Che cos’è?

Si tratta di un danno non patrimoniale che trova il suo fondamento nell’art. 2059 c.c., oggi interpretato in chiave diversa rispetto al passato. Sebbene tale norma, infatti, faccia riferimento ai “casi determinati dalla legge”, ormai il riconoscimento del danno viene slegato dalla configurazione del fatto come reato e dalla previsione della fattispecie in una norma di legge ordinaria.

Il danno da perdita del rapporto parentale viene a configurarsi come un danno che un soggetto subisce, in conseguenza dell’attività illecita posta in essere da un terzo ai danni di altra persona legata alla prima da un rapporto di natura familiare e/o affettiva, il che ha determinato lo stravolgimento di un sistema di vita che trovava le sue fondamenta nell’affetto e nella quotidianità di tale rapporto, nonché una sofferenza interiore derivante dal venir meno dello stesso.

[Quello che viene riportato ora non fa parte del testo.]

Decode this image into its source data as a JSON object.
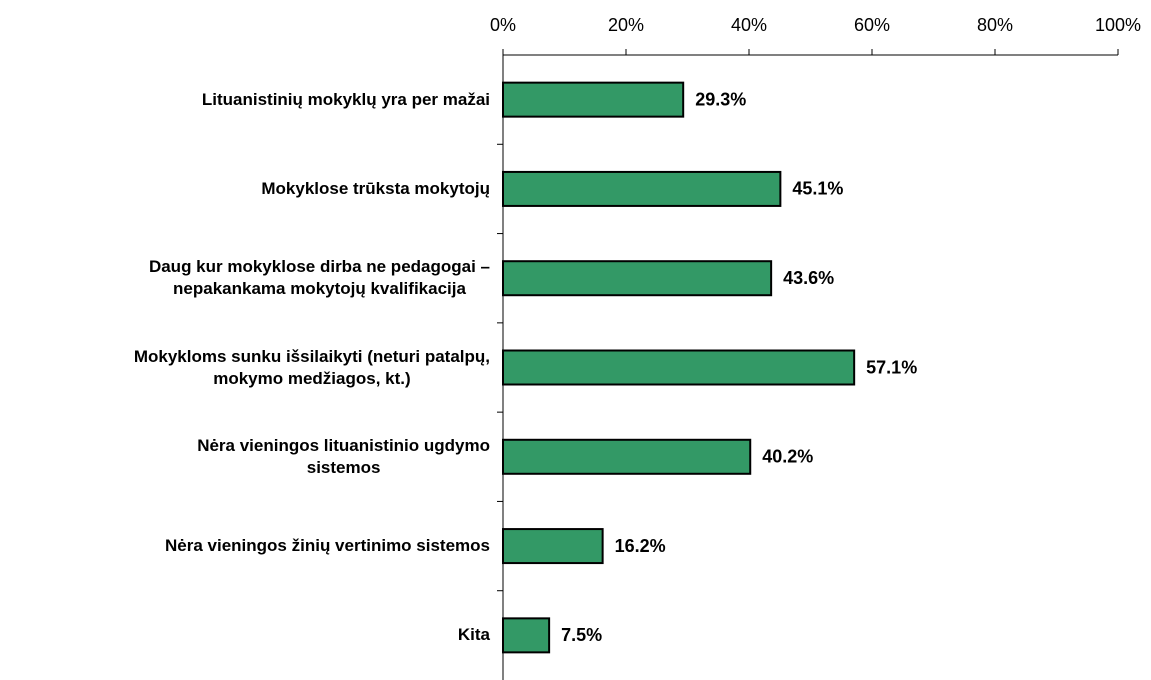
{
  "chart_data": {
    "type": "bar",
    "orientation": "horizontal",
    "categories": [
      "Lituanistinių mokyklų yra per mažai",
      "Mokyklose trūksta mokytojų",
      "Daug kur mokyklose dirba ne pedagogai –\nnepakankama mokytojų kvalifikacija",
      "Mokykloms sunku išsilaikyti (neturi patalpų,\nmokymo medžiagos, kt.)",
      "Nėra vieningos lituanistinio ugdymo\nsistemos",
      "Nėra vieningos žinių vertinimo sistemos",
      "Kita"
    ],
    "values": [
      29.3,
      45.1,
      43.6,
      57.1,
      40.2,
      16.2,
      7.5
    ],
    "value_labels": [
      "29.3%",
      "45.1%",
      "43.6%",
      "57.1%",
      "40.2%",
      "16.2%",
      "7.5%"
    ],
    "color": "#339966",
    "xlim": [
      0,
      100
    ],
    "xticks": [
      {
        "value": 0,
        "label": "0%"
      },
      {
        "value": 20,
        "label": "20%"
      },
      {
        "value": 40,
        "label": "40%"
      },
      {
        "value": 60,
        "label": "60%"
      },
      {
        "value": 80,
        "label": "80%"
      },
      {
        "value": 100,
        "label": "100%"
      }
    ]
  }
}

LA POSIZIONE DELLA GIURISPRUDENZA 

Da tempo la giurisprudenza ha elaborato la figura del danno da perdita parentale, risarcibile ai familiari di una persona deceduta a causa del fatto illecito altrui, delineandolo come “quel danno che va al di là del crudo dolore che la morte in sé di una persona cara, tanto più se preceduta da agonia, provoca nei prossimi congiunti che le sopravvivono, concretandosi esso nel vuoto costituito dal non potere più godere della presenza e del rapporto con chi è venuto meno e perciò nell’irrimediabile distruzione di un sistema di vita basato sull’affettività, sulla condivisione, sulla rassicurante quotidianità dei rapporti tra moglie e marito, tra madre e figlio, tra fratello e fratello, nel non poter più fare ciò che per anni si è fatto, nonché nell’alterazione che una scomparsa del genere inevitabilmente produce anche nelle relazioni tra i superstiti” (Cass. civ., sez III, ord., n. 9196/2018).

LA LIQUIDAZIONE DEL DANNO

La liquidazione del risarcimento del danno da lesione del rapporto parentale, avviene sulla base di una valutazione equitativa che tenga conto dell’intensità del vincolo familiare, della situazione di convivenza e di ogni ulteriore circostanza utile, quali la consistenza più o meno ampia del nucleo familiare, le abitudini di vita, l’età della vittima e dei singoli superstiti ecc.

La mera titolarità di un rapporto familiare o anche di convivenza non determinano automaticamente il diritto al risarcimento del danno che,  invece, va in ogni caso allegato e descritto e provato dalla parte interessata.

La prova, può essere offerta per testimoni oppure in via documentale o per presunzioni. Essa deve mirare a dimostrare tutti gli aspetti sopra esaminati e perciò deve consentire di desumere, in primis, l’attualità del legame affettivo tra il parente e la vittima, la sua importanza e la sua non occasionalità.

UNA RECENTE SENTENZA DELLA CORTE DI CASSAZIONE

La sentenza n. 8218 del 24/03/2021 ha rilevato, come, il rapporto caratterizzato da reciproci affetti; l’assenza della convivenza non comporta aprioristica esclusione del risarcimento; piuttosto, la convivenza costituisce elemento probatorio utile a dimostrare l’ampiezza e la profondità del vincolo affettivo che lega tra loro i parenti e a determinare anche il quantum debeatur

Il requisito della convivenza perde vigore. Rileva il rapporto caratterizzato da reciproci affetti. La convivenza, piuttosto, escluso che possa «assurgere a connotato minimo attraverso cui si esteriorizza l’intimità dei rapporti parentali ovvero a presupposto dell’esistenza del diritto in parola», «costituisce elemento probatorio utile, unitamente ad altri elementi, a dimostrare l’ampiezza e la profondità del vincolo affettivo che lega tra loro i parenti e a determinare anche il quantum debeatur.